Maya Angelou: Poet for the Ages
Born as Marguerite Ann Johnson in 1928, Maya Angelou lived through the worst of the great depression in the south. She was raped as a small child; yet she survived. She did not let that become what defined her.
She rose above everything, and lived a very full life, and learned humility, tolerance, respect and love.
She was an activist for peace, by peaceful means. She was a woman for the ages.
Many Famous Friends
She counted among her friends such illustrious, famous and diverse names as Malcom X, Dr. Martin Luther King, Jr., and Oprah Winfrey.
She wrote verse for Roberta Flak, and spoke by invitation at many public events, including two presidential inaguruations: Bill Clinton's and Barack Obama's.
A Multi-Starred Career
Angelou became famous for her poetry, and in particular, her work, I Know Why the Caged Bird Sings, published in 1969. That was her springboard to international fame.
However, many do not know that she was also a singer, dancer and actress. She traveled and performed with many different groups over the years.
But her best role, the role she was best known for was as a teacher. While she never went to college, she earned many honorary degrees, and in her later years was respected and referred to as Dr. Maya Angelou.
Perhaps her greatest honor was being bestowed the Presidential Medal of Freedom by President Barack Obama in 2011.
The End of an Era
With her death on Wednesday, May 28, 2014, the world has lost another voice for peace; another of the greats who inspire us to be better people.

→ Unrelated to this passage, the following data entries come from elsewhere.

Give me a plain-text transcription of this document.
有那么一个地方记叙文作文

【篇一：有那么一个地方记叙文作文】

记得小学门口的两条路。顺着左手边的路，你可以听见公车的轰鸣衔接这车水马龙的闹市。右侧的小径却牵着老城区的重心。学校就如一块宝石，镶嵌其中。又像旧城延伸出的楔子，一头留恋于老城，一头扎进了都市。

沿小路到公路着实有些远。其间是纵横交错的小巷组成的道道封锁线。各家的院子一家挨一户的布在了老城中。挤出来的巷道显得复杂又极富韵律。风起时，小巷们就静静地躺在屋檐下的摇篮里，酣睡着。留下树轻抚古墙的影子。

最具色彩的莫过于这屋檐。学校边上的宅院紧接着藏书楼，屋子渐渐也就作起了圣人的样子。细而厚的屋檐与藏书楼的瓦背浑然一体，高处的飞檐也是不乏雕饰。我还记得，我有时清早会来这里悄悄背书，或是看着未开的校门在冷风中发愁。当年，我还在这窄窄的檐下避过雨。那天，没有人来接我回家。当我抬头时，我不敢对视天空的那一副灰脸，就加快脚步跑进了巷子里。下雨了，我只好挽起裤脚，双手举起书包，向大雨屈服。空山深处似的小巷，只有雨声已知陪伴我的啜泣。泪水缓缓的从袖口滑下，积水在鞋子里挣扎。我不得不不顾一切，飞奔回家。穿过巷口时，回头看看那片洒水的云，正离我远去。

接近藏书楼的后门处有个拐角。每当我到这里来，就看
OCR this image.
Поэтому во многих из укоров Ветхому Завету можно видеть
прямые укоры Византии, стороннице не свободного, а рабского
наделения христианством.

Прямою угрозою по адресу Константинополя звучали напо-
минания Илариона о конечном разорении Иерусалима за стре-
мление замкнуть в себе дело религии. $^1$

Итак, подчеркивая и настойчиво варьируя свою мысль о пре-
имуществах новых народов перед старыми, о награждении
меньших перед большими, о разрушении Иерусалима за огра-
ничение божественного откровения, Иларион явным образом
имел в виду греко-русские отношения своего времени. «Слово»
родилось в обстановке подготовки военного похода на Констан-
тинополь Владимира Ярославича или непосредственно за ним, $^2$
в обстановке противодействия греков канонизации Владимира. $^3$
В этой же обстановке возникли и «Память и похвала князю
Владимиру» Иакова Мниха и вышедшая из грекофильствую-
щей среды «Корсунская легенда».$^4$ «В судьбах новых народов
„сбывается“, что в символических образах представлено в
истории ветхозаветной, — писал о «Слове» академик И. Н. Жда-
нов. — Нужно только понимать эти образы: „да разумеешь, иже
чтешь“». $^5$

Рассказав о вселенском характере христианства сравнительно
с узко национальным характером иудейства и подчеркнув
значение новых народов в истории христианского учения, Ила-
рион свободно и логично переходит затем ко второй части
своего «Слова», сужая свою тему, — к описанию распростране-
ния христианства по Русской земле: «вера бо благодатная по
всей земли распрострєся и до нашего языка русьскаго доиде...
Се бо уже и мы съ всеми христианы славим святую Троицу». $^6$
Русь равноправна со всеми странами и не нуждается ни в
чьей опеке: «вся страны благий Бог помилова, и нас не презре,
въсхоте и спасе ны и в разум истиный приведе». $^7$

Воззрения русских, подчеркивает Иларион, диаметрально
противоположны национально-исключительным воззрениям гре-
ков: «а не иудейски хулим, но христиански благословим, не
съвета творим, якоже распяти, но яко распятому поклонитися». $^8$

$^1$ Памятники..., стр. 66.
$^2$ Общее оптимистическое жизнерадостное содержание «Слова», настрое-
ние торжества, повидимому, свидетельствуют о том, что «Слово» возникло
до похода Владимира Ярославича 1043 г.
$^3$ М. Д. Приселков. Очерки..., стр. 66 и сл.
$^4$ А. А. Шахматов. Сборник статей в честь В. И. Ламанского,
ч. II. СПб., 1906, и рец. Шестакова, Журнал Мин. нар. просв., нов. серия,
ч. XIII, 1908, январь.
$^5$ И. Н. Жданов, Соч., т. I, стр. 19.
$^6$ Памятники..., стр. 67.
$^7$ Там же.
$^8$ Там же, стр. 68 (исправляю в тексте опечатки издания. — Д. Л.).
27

Dr. Angelou will be missed both by those who knew her personally, especially her family, but also by the world community. Her name and fame spread far and wide; she ranked among the peacemakers of the world: Dr. Martin Luther King Jr., Nelson Mandela and even Mother Theresa.
Her memory and works will be best honored by emulating her example; manifesting gentleness and a calm demeanor and finding a peaceful and honorable way to work out differences. Differences, after all, should be on the level of cultural exchange, and not cause for wars.
Ring the bells of peace; ring the bells of sleep; ring the sad bell of mourning.
Woe the day, we lose a friend; woe the day we lose a gentle soul.
Sing out, sing out, let loud voices proclaim
Today we lost a soul; today we sob in sorrow.
Then ring the bells, ring the bells, ring the bells of morning
For the morrow brings fresh light; the morrow starts anew.
To honor the memory; we must act with honor
Tribute paid not in tears but in our actions.
Those who have left us have not,
For they live on in our memories,
In our every thought of them; in their every word we recall
Ring the bells, ring the school bells, ring the bells of knowledge and peace.